Cyan comments on Outside the Laboratory - Less Wrong
You are viewing a comment permalink. View the original post to see all comments and the full post content.
You are viewing a comment permalink. View the original post to see all comments and the full post content.
Comments (336)
John, I consider myself a 'Bayesian wannabe' and my favorite author thereon is E. T. Jaynes. As such, I follow Jaynes in vehemently denying that the posterior probability following an experiment should depend on "whether Alice decided ahead of time to conduct 12 trials or decided to conduct trials until 3 successes were achieved". See Jaynes's _Probability Theory: The Logic of Science_.
The 0.05 significance level is not just "arbitrary", it is demonstrably too high - in some fields the actual majority of "statistically significant" results fail to replicate, but the failures to replicate don't get into the prestigious journals, and are not talked about and remembered.

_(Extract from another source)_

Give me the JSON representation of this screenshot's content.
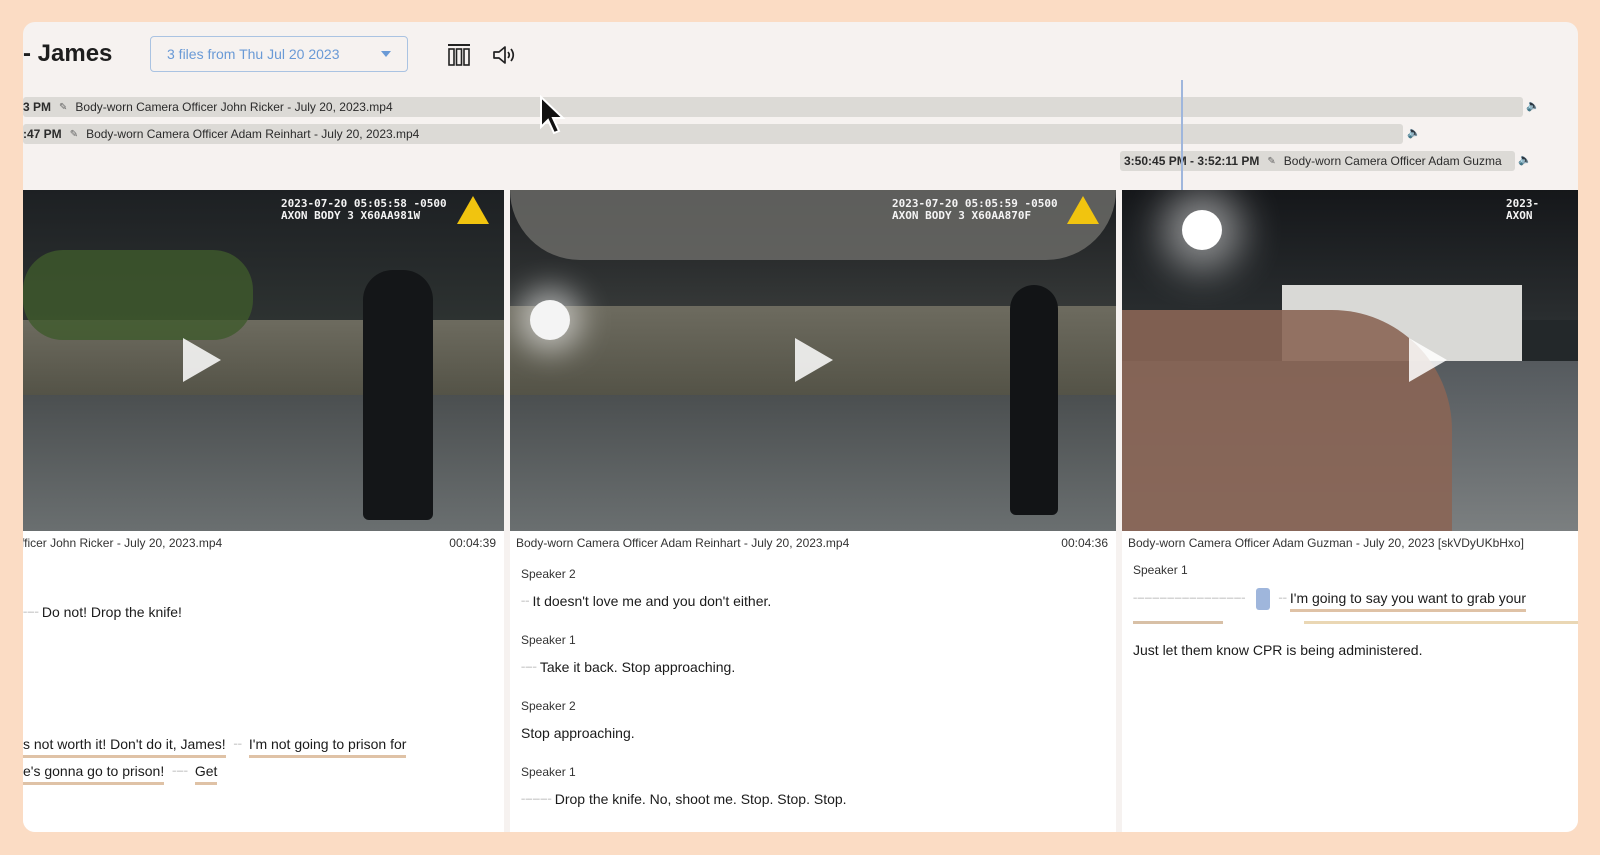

I'm sorry, that seems just wrong. The statistics work if there's an unbiased process that determines which events you observe. If Alice conducts trails until 3 successes were achieved, that's a biased process that's sure to ensure that the data ends with a least one success.
Surely you accept that if Alice conducts 100 trials and only gives you the successes, you'll get the wrong result no matter the statistical procedure used, so you can't say that biased data collection is irrelevant. You have to either claim that continuing until 3 successes were achieved is an unbiased process, or retreat from the claim that that procedure for collecting the data does not influence the correct interpretation of the results.
If Alice decides to conduct 12 trials, then the sampling distribution of the data is the binomial distribution. If Alice decides to sample until 3 successes are achieved, then the sampling distribution of the data is the negative binomial distribution. These two distributions are proportional when considered as functions of the parameter p (i.e., as likelihood functions). So in this specific case, from a Bayesian point of view the sampling mechanism does not influence the conclusions. (This is in contradistinction to inference based on p-values.)
In general, you are correct to say that biased data collection is not irrelevant; this idea is given a complete treatment in Chapter 6 (or 7, I forget which) of Gelman et al.'s Bayesian Data Analyses, 2nd ed.